Nonetheless, this is exactly what CAP, and a laundry list of other elite organizations, has done. In addition to CAP, Summers also maintains his affiliation with Harvard University (as Charles W. Eliot University Professor), OpenAI (as a member of the board of directors), Bloomberg (as a columnist), The New York Times (as a contributing opinion writer), Skillsoft (as a member of the board of directors), the Center for Global Development (as chair of the board of directors), the Peterson Institute for International Economics (as vice chair of the board of directors), Atlas Merchant Capital (as a senior adviser), Jiko (as a advisory committee member), Aven (as an advisory board member), Palmetto (as an advisory board member), and the Yale Budget Lab (as an advisory board member).
These affiliations have remained intact thus far, despite the fact that Summers’s (and his wife’s) relationship with Epstein has been detailed in multiple news articles and investigations stretching back to the 1990s. In 2023, The Wall Street Journal published an investigation that found that even after Harvard University began refusing donations from Epstein, Summers continued to meet with Epstein and solicit him for financing.
“I need small scale philanthropy advice. My life will be better if i raise $1m for Lisa,” Summers wrote to Epstein in April 2014, referring to his wife. “Mostly it will go to make it a pbs series and for teacher training. Ideas?” The two arranged to meet at the Fireplace restaurant in Brookline, Massachusetts, to discuss the matter further. Two years later, a nonprofit linked to Epstein donated $110,000 to Summers’s wife’s nonprofit.

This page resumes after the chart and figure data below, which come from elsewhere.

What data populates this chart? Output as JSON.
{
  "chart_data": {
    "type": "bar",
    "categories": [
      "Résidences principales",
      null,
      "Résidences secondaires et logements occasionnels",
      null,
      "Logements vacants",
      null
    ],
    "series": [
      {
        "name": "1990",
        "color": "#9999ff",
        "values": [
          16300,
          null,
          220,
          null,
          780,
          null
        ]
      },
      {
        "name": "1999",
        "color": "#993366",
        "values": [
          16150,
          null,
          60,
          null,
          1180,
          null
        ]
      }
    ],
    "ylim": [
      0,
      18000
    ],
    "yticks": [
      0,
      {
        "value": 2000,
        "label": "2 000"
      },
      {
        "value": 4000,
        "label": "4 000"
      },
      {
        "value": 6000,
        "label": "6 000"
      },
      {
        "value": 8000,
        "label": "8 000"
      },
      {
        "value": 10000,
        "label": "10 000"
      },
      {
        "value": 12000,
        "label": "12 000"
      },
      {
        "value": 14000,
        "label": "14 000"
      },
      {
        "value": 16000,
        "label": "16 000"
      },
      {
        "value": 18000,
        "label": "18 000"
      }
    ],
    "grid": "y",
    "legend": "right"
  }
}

Summers’s efforts at CAP are part of a multipronged effort by high-powered centrists in the Democratic Party to bend the agenda of the 2028 presidential candidate toward the middle. There is an official Project 2029 effort that was initially run out of the policy magazine Democracy Journal. According to a source with Project 2029, they have no relationship with or contact with Summers.
However, the source did say that Project 2029 is collecting ideas from across the party, including from CAP. Internal emails show that CAP has described its own effort as Project 2029, and ideas generated there could feed into the broader effort. Neera Tanden, president and CEO of CAP, was on the advisory committee of the other Project 2029, but a CAP spokesperson said she has ended her participation.

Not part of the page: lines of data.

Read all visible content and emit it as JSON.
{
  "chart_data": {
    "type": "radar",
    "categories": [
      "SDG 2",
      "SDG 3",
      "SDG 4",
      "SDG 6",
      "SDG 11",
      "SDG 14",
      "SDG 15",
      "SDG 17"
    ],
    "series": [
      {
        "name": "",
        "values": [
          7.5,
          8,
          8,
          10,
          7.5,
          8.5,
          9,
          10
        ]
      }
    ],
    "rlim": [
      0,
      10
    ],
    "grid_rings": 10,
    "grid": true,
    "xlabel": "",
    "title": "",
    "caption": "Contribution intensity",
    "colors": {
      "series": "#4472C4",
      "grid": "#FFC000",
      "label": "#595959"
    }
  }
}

As The New York Times reported over the summer, the Project 2029 advisory committee includes Joe Biden’s national security adviser Jake Sullivan, the economist Justin Wolfers, New America CEO Anne-Marie Slaughter, and Third Way’s Jim Kessler. Roosevelt Institute principal Felicia Wong, who is departing the institute at the end of the year, also had involvement but resigned from the advisory committee in October, according to a Roosevelt spokesperson.
Writing in response to the rollout of Project 2029 last summer, the co-founder of the Center for Economic and Policy Research, Dean Baker, wrote that the centrist coalition plotting the Democratic Party’s future is in dire need of populist messaging.

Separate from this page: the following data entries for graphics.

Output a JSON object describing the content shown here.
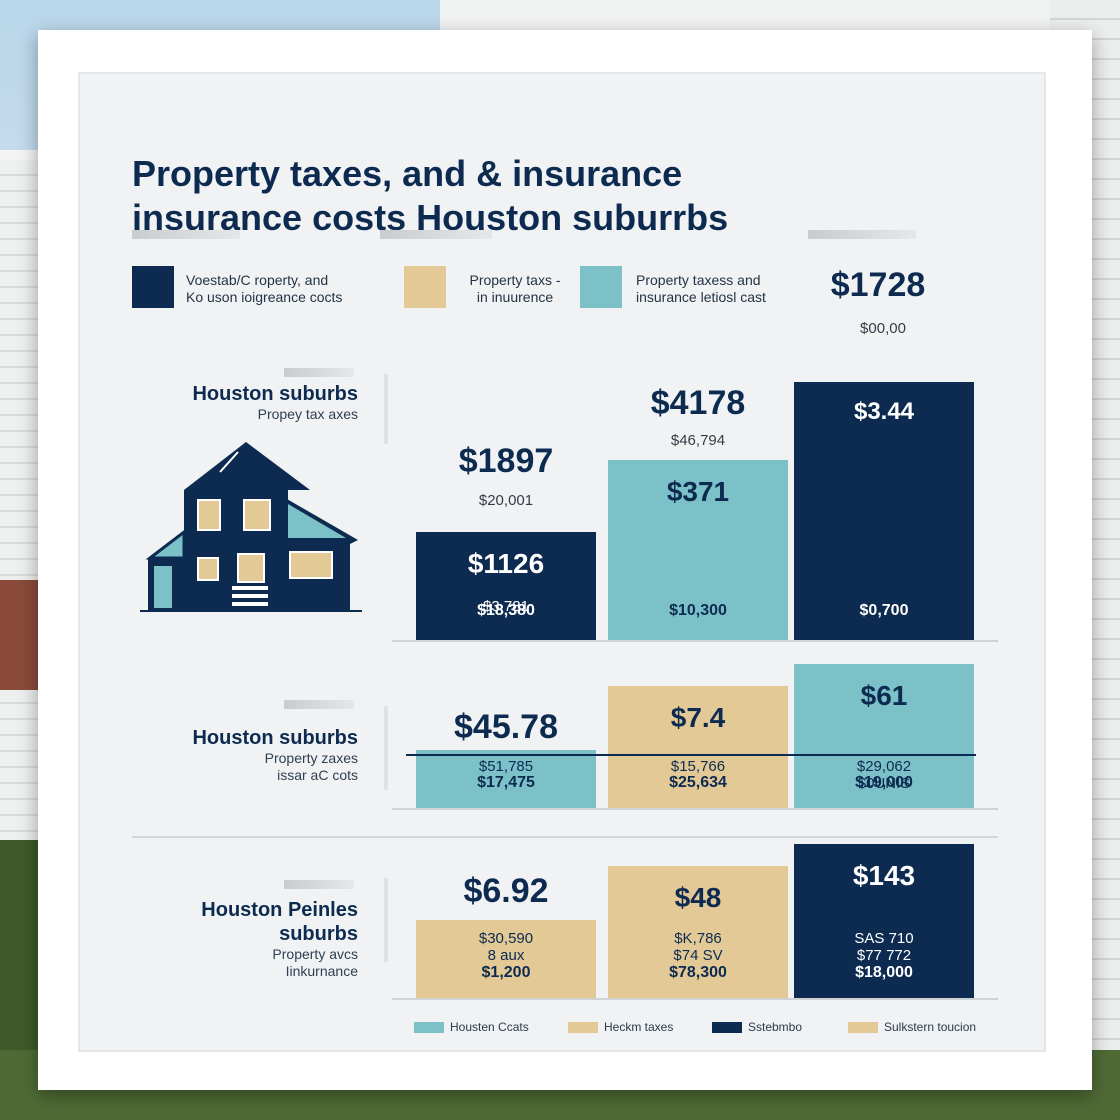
{
  "colors": {
    "navy": "#0d2b50",
    "teal": "#7cc1c7",
    "tan": "#e3c996",
    "panel": "#f1f2f3"
  },
  "title_lines": [
    "Property  taxes, and & insurance",
    "insurance costs Houston suburrbs"
  ],
  "legend": [
    {
      "color": "#0d2b50",
      "lines": [
        "Voestab/C roperty, and",
        "Ko uson ioigreance cocts"
      ]
    },
    {
      "color": "#e3c996",
      "lines": [
        "Property taxs -",
        "in inuurence"
      ]
    },
    {
      "color": "#7cc1c7",
      "lines": [
        "Property taxess and",
        "insurance letiosl cast"
      ]
    }
  ],
  "header_value": {
    "big": "$1728",
    "small": "$00,00"
  },
  "house_icon": "house-icon",
  "rows": [
    {
      "label_title": [
        "Houston suburbs"
      ],
      "label_sub": [
        "Propey tax axes"
      ],
      "floating": [
        {
          "big": "$1897",
          "small": "$20,001"
        },
        {
          "big": "$4178",
          "small": "$46,794"
        }
      ],
      "bars": [
        {
          "color": "#0d2b50",
          "top": "$1126",
          "mid": [
            "$3,781"
          ],
          "bot": "$18,380"
        },
        {
          "color": "#7cc1c7",
          "top": "$371",
          "mid": [],
          "bot": "$10,300"
        },
        {
          "color": "#0d2b50",
          "top": "$3.44",
          "mid": [],
          "bot": "$0,700"
        }
      ]
    },
    {
      "label_title": [
        "Houston suburbs"
      ],
      "label_sub": [
        "Property zaxes",
        "issar aC cots"
      ],
      "floating": [
        {
          "big": "$45.78",
          "small": ""
        }
      ],
      "bars": [
        {
          "color": "#7cc1c7",
          "top": "",
          "mid": [
            "$51,785"
          ],
          "bot": "$17,475"
        },
        {
          "color": "#e3c996",
          "top": "$7.4",
          "mid": [
            "$15,766"
          ],
          "bot": "$25,634"
        },
        {
          "color": "#7cc1c7",
          "top": "$61",
          "mid": [
            "$29,062",
            "$0UNIS"
          ],
          "bot": "$19,000"
        }
      ]
    },
    {
      "label_title": [
        "Houston Peinles",
        "suburbs"
      ],
      "label_sub": [
        "Property avcs",
        "Iinkurnance"
      ],
      "floating": [
        {
          "big": "$6.92",
          "small": ""
        }
      ],
      "bars": [
        {
          "color": "#e3c996",
          "top": "",
          "mid": [
            "$30,590",
            "8 aux"
          ],
          "bot": "$1,200"
        },
        {
          "color": "#e3c996",
          "top": "$48",
          "mid": [
            "$K,786",
            "$74 SV"
          ],
          "bot": "$78,300"
        },
        {
          "color": "#0d2b50",
          "top": "$143",
          "mid": [
            "SAS 710",
            "$77 772"
          ],
          "bot": "$18,000"
        }
      ]
    }
  ],
  "bottom_legend": [
    {
      "color": "#7cc1c7",
      "label": "Housten Ccats"
    },
    {
      "color": "#e3c996",
      "label": "Heckm taxes"
    },
    {
      "color": "#0d2b50",
      "label": "Sstebmbo"
    },
    {
      "color": "#e3c996",
      "label": "Sulkstern toucion"
    }
  ],
  "chart_data": {
    "type": "bar",
    "title": "Property  taxes, and & insurance insurance costs Houston suburrbs",
    "categories": [
      "Houston suburbs (Propey tax axes)",
      "Houston suburbs (Property zaxes)",
      "Houston Peinles suburbs (Property avcs)"
    ],
    "series": [
      {
        "values": [
          1126,
          45.78,
          6.92
        ]
      },
      {
        "values": [
          371,
          7.4,
          48
        ]
      },
      {
        "values": [
          3.44,
          61,
          143
        ]
      }
    ],
    "xlabel": "",
    "ylabel": "",
    "grid": false,
    "legend_position": "top"
  }
}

“Stealing the title from a right-wing think tank’s policy book as a path back to political power makes about as much sense as buying the same socks as LeBron James as a path to basketball stardom. But no one ever accused the Democrats of being great thinkers,” Baker wrote, adding, “I don’t know if a Democrat running on a populist platform in 2028 can overcome the real obstacles that big money creates. But it is important to have a clear view of the issues and the obstacles. Somehow, I don’t think that Project 2029 will give us that.”
UPDATE: This story has been updated with information received after publication from spokespeople at CAP and the Roosevelt Institute. It also seeks to clarify the differences between the effort at CAP internally described as Project 2029 and the more official Project 2029 effort underway.